Curtice takes a somewhat different view—that is, he considers the liver as a place of destruction for the young parasites, rather than a normal place for their development; he also claims that the embryos, which may even travel the entire length of the intestine of the intermediate host, traverse the intestine and arrive directly in the position where they complete their larval development without first passing through the liver.

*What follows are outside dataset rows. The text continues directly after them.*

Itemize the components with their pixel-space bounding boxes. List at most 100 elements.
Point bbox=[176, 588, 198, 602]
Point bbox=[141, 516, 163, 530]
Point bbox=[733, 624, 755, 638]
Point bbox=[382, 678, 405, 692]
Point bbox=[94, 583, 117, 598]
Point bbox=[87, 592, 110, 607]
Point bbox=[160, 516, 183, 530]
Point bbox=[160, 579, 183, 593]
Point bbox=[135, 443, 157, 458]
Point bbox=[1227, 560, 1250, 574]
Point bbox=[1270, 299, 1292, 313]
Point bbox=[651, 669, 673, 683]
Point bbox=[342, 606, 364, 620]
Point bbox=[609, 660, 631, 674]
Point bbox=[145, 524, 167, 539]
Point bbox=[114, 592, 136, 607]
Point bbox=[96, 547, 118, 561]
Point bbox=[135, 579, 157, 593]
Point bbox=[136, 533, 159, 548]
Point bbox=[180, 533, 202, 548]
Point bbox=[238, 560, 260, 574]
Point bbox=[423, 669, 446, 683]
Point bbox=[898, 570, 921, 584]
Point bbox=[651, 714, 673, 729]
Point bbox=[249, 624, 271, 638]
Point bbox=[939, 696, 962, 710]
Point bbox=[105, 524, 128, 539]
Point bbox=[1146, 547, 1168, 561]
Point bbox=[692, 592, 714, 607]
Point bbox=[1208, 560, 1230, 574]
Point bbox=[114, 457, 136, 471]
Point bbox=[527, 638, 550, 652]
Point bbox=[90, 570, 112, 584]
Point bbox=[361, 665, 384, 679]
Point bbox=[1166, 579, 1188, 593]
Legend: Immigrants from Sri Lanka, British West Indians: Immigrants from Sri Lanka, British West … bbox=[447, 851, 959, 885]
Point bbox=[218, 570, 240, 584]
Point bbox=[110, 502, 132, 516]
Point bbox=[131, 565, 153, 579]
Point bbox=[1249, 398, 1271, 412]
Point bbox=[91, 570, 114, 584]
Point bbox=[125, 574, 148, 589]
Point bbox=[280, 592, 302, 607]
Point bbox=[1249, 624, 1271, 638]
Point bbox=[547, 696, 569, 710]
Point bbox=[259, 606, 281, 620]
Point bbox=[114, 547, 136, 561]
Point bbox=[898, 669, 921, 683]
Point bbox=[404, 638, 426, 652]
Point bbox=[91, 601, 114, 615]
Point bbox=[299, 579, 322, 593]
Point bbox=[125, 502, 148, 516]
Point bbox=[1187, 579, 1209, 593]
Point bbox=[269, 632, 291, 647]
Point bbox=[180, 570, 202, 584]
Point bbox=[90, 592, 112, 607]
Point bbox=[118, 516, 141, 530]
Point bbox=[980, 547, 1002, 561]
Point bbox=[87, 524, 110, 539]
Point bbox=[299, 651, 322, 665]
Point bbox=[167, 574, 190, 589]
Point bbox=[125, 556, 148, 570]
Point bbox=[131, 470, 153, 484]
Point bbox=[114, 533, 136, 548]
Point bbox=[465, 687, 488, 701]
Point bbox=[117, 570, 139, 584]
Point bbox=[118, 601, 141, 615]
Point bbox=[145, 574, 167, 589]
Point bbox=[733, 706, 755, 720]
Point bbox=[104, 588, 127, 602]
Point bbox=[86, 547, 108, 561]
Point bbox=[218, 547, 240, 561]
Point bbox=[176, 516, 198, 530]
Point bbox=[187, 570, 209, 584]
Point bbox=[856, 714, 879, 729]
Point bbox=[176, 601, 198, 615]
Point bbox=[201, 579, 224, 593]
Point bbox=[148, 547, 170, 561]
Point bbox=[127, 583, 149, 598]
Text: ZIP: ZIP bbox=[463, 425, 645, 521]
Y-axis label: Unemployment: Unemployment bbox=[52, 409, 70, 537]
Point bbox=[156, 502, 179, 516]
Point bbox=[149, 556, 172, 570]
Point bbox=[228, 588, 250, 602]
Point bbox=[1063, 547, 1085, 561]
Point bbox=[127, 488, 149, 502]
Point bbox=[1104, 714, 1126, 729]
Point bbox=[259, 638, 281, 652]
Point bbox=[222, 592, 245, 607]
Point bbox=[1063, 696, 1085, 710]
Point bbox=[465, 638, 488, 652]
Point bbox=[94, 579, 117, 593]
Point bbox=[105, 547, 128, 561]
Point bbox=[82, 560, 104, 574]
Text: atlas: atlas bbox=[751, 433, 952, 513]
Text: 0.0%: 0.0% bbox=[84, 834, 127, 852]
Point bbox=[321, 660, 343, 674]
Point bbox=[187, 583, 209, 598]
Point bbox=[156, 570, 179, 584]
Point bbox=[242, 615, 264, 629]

Fig. 141.—Cross-section of the liver of a lamb which died nine days after feeding with eggs of the marginate tapeworm (Tænia marginata). (After Curtis.)
After developing into the full-grown bladder-worm, the parasites remain unchanged until they are devoured by a dog or wolf, or until, after an undetermined length of time, they become disintegrated and more or less calcified.
If the hydatid is devoured by a dog or wolf, either when the latter prey upon the secondary host or when the dog obtains the cyst at a slaughter-house, the bladder portion is destroyed, the scolex alone remaining intact in the digestive fluids. The head holds fast to the intestinal wall with its suckers and hooks; by strobilation (transverse division) it gives rise to the segments, which as we have already seen, together with the head, go to make up the adult tapeworm. Reproductive organs of both sexes develop in the separate segments, and eggs are produced, within which are developed the six-hooked embryos, the point from which we started.